2025年10月9日
シンガポール企業が求職者をカンボジア詐欺拠点へ誘導
シンガポール警察は、国内で求人広告を出しながら、採用後にカンボジアのリゾート施設での勤務を指示していたシンガポール企業「Changting Network Technology」について捜査を開始した。同社が指定した勤務地「ココン・リゾート(Koh Kong Resort)」は、オンライン詐欺拠点で人身取引被害者を虐待していたとして、米国財務省が制裁対象としたカンボジア実業家リー・ヨンファット氏の所有施設である。国連薬物犯罪事務所(UNODC)も詐欺関連施設として同リゾートを報告している。
Changting Network TechnologyはAIやサイバーセキュリティを手掛ける技術企業を装い、シンガポール勤務と称して各種職種の求人を地元・海外サイトに掲載していた。しかし応募者が内定後に知らされたのは、「フルタイム勤務地はカンボジアのココン・リゾート」という内容であった。警察にはすでに複数の通報が寄せられており、虚偽求人の可能性を含め調査が進められている。

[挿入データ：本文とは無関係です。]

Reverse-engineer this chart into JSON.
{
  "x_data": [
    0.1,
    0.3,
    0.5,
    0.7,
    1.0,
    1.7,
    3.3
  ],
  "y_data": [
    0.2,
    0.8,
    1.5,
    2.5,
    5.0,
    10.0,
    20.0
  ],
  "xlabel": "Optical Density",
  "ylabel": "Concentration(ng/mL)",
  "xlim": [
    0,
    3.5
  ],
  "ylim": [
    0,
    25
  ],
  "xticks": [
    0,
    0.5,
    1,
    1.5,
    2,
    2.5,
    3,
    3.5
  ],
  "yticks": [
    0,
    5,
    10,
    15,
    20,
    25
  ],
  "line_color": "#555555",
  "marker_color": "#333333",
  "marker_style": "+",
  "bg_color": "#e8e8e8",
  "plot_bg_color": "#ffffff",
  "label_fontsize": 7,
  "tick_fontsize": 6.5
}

地元紙ストレーツ・タイムズ(ST)が行った潜入調査では、偽名で応募した求職者がわずか1時間後に月給5,000Sドルの職を提示され、電話面接ではカンボジアでの3ヵ月研修が必須と説明された。さらに次の面談では常駐勤務に変更され、給与も3,000Sドルへ減額。宿舎は他人との相部屋で、パスポート情報提出と契約書署名を急かされたという。
STの調査によると、同社は2019年4月に設立され、登記上はパヤレバー・スクエアに所在。代表取締役は中国籍、会社秘書は中国系シンガポール人と記録されている。一方、公式サイトでは所在地をラッフルズ・プレイスの別ビルに記載し、電話番号やメールアドレスはいずれも不通だった。
ココン州では近年、オンライン賭博やサイバー詐欺拠点が急増しており、国連報告によれば正規企業を装った犯罪組織が多数活動している。警察は「不自然な条件の求人には注意し、疑わしい場合はScamShieldヘルプライン(1799)へ連絡を」と市民に呼びかけている。